Robert Spear is just starting to harvest the plump, green tomatoes weighing down the plants covering his fields. Workers have already picked some from the 15 greenhouses on the farm.
“I’m really pleased with it so far,” he said, standing among the green rows of vegetation in the late morning sun on Thursday.
Other farms around the state haven’t been so lucky, having had whole crops wiped out by the infamous fungus called “late blight.” Spear’s family farm didn’t escape the blight completely, he explained.
He said they had some late blight in tomato plants growing in a couple of their greenhouses, and found, with some help from members of the University of Maine Cooperative Extension office, three or four plants in a field they thought might be infected with the fungus. Spear said they yanked up the plants right away and put them in plastic garbage bags for disposal off the farm.
“A lot of people don’t realize what goes into growing a tomato,” farm co-owner and Robert’s wife, Janice Spear, said.
Beginning in March, workers on Spear’s Farm transplant tomato plants, starting with seed, three times.

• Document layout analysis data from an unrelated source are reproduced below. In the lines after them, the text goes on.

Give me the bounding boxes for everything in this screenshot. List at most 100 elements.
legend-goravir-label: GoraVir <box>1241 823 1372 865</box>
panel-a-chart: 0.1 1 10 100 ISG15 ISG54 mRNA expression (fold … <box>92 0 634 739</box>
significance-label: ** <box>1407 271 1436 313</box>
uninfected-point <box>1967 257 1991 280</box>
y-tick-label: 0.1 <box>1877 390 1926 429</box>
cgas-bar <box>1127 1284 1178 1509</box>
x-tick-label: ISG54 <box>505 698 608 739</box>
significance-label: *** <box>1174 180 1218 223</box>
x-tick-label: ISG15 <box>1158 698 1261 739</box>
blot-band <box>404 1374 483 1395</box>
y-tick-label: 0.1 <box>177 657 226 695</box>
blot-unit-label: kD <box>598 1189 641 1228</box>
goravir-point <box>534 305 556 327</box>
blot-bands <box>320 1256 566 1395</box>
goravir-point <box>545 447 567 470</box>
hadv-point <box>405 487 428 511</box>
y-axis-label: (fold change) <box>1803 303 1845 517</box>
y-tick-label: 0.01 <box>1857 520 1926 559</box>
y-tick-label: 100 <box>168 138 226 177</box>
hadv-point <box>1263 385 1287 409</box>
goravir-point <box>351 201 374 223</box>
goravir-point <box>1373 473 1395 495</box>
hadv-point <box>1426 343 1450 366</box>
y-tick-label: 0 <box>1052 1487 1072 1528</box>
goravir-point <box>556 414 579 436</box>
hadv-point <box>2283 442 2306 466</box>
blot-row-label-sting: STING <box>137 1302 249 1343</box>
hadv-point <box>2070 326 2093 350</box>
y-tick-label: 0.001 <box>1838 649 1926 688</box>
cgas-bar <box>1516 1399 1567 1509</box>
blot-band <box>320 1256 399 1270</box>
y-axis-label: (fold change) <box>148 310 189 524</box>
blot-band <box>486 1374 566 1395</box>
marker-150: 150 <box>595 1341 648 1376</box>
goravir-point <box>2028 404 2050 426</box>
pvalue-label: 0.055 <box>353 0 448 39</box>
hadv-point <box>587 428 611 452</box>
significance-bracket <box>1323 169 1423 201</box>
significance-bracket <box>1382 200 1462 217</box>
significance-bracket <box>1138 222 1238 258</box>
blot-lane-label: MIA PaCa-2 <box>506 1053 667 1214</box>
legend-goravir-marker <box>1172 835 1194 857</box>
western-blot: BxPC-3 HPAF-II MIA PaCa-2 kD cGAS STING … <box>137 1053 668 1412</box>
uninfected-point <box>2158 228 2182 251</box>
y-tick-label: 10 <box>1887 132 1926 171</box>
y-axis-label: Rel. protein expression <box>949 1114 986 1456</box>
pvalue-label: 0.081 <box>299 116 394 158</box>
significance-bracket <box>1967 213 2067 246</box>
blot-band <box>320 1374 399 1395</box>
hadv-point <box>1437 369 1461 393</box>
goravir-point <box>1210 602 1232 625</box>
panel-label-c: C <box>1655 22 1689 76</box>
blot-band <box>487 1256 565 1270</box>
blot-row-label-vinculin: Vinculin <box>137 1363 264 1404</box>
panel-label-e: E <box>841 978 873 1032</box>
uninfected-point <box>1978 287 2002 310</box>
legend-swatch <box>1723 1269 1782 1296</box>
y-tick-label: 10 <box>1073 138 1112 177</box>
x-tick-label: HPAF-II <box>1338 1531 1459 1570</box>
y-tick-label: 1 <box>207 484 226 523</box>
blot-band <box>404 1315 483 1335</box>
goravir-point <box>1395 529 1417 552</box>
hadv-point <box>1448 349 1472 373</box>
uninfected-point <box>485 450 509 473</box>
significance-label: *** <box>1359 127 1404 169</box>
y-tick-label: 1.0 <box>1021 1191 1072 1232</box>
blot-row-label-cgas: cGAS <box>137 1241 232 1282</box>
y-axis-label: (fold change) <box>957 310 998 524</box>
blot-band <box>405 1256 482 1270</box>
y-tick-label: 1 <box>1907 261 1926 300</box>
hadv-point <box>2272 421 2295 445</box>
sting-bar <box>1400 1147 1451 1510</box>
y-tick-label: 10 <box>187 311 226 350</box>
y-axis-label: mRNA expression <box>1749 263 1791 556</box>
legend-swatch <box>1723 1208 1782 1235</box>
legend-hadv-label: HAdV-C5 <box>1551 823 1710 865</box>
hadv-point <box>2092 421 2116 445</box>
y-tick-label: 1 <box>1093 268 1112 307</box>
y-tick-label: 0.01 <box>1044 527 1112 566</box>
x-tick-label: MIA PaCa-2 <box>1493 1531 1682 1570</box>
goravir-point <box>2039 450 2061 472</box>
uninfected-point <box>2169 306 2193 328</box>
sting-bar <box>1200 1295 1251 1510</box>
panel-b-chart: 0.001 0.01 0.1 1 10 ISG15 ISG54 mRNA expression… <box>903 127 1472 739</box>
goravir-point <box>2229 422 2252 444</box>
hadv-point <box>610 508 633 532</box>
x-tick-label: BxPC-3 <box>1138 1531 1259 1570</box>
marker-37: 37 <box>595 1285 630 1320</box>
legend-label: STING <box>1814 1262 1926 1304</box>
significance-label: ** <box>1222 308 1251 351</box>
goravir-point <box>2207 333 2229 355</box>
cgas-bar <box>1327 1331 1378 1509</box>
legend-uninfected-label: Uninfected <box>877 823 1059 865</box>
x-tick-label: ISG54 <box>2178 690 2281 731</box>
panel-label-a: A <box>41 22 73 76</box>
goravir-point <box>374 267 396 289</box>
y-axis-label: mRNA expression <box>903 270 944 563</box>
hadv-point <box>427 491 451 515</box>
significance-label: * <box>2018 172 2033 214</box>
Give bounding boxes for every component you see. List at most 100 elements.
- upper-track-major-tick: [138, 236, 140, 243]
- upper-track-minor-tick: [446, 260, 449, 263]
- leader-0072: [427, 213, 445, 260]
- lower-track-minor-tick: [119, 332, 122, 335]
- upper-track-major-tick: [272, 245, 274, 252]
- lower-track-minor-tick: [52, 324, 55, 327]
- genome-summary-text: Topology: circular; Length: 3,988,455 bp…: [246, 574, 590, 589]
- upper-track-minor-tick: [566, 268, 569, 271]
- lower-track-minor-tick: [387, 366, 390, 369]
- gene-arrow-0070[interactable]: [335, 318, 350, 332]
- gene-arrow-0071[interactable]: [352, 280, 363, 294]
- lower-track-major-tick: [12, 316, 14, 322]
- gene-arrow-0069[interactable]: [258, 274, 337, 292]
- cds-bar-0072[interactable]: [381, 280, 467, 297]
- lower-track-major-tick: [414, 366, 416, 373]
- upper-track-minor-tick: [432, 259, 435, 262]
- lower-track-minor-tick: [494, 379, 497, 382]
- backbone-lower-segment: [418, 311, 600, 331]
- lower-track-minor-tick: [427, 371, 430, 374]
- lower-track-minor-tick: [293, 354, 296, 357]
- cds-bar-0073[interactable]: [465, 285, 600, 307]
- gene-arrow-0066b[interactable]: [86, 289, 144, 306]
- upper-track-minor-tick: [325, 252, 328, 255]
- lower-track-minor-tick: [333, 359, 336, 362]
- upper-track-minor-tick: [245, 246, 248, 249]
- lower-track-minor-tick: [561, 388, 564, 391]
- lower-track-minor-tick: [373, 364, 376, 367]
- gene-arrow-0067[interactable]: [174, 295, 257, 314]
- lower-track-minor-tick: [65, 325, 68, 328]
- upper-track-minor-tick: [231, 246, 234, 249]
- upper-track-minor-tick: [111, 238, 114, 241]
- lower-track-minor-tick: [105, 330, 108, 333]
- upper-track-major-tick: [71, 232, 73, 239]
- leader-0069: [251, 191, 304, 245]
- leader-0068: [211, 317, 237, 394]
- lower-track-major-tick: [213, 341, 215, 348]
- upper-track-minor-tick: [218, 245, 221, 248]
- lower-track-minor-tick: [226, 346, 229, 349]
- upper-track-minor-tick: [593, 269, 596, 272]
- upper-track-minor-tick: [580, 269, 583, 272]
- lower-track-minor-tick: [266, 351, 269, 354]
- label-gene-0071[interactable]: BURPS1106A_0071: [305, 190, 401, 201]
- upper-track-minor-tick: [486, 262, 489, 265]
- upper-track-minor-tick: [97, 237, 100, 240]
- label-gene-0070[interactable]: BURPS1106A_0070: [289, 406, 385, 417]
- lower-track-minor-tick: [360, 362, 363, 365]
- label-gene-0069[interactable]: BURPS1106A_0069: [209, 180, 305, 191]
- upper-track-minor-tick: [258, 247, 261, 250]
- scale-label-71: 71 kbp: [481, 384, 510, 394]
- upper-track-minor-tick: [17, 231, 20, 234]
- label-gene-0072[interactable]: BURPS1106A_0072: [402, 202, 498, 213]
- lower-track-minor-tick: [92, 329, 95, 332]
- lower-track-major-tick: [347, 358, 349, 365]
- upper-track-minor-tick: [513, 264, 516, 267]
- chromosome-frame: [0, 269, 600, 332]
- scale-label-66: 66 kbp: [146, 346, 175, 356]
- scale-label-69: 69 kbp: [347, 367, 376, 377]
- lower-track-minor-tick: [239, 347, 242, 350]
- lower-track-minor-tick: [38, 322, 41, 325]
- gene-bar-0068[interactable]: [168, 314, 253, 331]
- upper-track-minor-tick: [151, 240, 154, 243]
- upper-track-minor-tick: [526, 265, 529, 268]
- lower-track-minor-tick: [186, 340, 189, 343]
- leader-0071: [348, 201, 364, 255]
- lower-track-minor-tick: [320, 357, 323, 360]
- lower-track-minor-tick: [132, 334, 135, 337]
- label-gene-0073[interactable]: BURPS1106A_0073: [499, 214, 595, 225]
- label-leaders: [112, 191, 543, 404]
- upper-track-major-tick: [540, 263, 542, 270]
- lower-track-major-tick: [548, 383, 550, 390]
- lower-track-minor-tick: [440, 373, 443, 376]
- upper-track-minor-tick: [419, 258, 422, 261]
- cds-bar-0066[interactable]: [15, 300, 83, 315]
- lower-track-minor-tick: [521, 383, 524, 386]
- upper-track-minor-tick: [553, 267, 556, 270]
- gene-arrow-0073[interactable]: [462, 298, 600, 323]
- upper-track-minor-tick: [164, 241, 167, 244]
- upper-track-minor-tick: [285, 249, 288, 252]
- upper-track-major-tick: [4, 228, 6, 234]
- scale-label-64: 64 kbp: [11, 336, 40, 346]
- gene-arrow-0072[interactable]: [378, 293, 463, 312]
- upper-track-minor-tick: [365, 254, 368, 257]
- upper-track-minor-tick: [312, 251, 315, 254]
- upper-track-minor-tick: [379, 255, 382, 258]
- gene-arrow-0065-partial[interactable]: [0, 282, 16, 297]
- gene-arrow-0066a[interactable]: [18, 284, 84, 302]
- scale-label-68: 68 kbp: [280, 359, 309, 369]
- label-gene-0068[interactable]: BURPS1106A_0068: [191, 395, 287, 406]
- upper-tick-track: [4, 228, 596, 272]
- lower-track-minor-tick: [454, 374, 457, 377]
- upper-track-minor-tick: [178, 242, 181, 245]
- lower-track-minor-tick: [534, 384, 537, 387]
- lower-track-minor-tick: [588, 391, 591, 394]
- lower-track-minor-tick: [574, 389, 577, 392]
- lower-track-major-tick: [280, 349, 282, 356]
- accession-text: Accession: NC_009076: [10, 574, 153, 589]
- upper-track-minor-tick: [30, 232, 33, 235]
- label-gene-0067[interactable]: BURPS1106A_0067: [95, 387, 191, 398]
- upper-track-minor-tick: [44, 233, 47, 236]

It takes four months for the plants to grow and produce, the Spears said.
The tomato plants growing in the fields, most of which are called, “Sunsation,” were treated with a fungicide.
The farm has been working with recommendations from the Extension office. Spear said they work with an integrated pest management program to reduce the need for the use of fungicides. He said the plants have stayed very healthy.
They also grow Prime Red and Roma tomato plants in the fields. The tomato plants affected by late blight in some of his greenhouses were Big Beef.
If not attended, an infection of late blight could wipe out a whole crop within three days, Spear said. After disposing of any suspected plants, the Spears killed their one-acre of potato plants. He said their potatoes were early and had good growth.
Potato plants are most likely to get late blight first, so they killed the plants. This didn’t affect the potatoes that had grown in the ground. Spear said they just got rid of the plants on top of the ground, as they didn’t want to run the risk of spreading potential fungus to the tomato plants.
Rick Kersbergen of the University of Maine Cooperative Extension in Waldo County said the fungus survives in living tissue, which is why they recommend burning or throwing away affected plants.
“We are asking people to clean up the plant material and throw it out,” he said, emphasizing that people should not throw affected plants into compost.
Kersbergen said imported plants are suspected as being the cause of the widespread late blight fungus that devastated so many tomato crops. The suspicion is that a plant breeder selling to large retail chains brought it in. The strain the Extension is dealing with came from imported plant material from Alabama, Kersbergen said.
People who suspect the plants of having blight and take down the plants while leaving potatoes to grow in the ground should keep an eye on the potatoes stored after harvest, as the blight might still have affected them. Kersbergen said potatoes should be safe to eat if the blight had not spread into the roots of the plant.
Tomatoes are similar. Once late blight makes its appearance on tomato plants and stem, it is likely it has affected the fruit of the plant, as well. Kersbergen said the tomatoes might still be okay to eat if they visibly show no signs of blight, but he recommends people not can tomatoes that had been picked from an infected plant.
Professional growers and people from the Cooperative Extension say there are significant differences between late and early blight. Late blight will take a plant down completely, Kersbergen said. The lesions are very different, too, and it is easy to spot.
Kersbergen describes the leaves on a plant with late blight as being soaked on top of the leaf surface and with white spores (a powdery mildew) underneath. This fungus spreads quickly through the plant to the stem and can travel to other plants by way of the wind.
Early blight tends to show circular target spot lesions. Plants with early blight have yellowing leaves with brown edges. Farmers can easily pluck these leaves and plants are mostly unaffected by early blight.
Spear said the wet weather in June and July not only provided good conditions for the late blight spores to populate, but also reduced the harvest in other plants. Spear said the yield in his farm’s bean crop was roughly 50 percent of what it should have been. He said all the water in the previous months washed out a lot of the nutrients in the soil.
Despite the drawback, workers on the farm planted a second crop of beans. Spear credits the farm’s new harvesting machine, which saves time and labor in picking, to expanded acreage of bean crops.
“I’ll have a lot of beans in the fall,” he said.
On the upside, their farm is one in Lincoln County that weathered the late blight storm this year and is fairing well despite a wet season early in the year. The farm has expanded from the couple acres of beans on which workers used to hand pick to 15 acres. They have other machinery, such as a shaker table, which weeds out beans that are too small.
They sell out of their vegetable stands in Nobleboro and Waldoboro, but also sell in bulk to supermarket chain stores such as Hannaford, Shaw’s and to Whole Foods supermarket in Portland.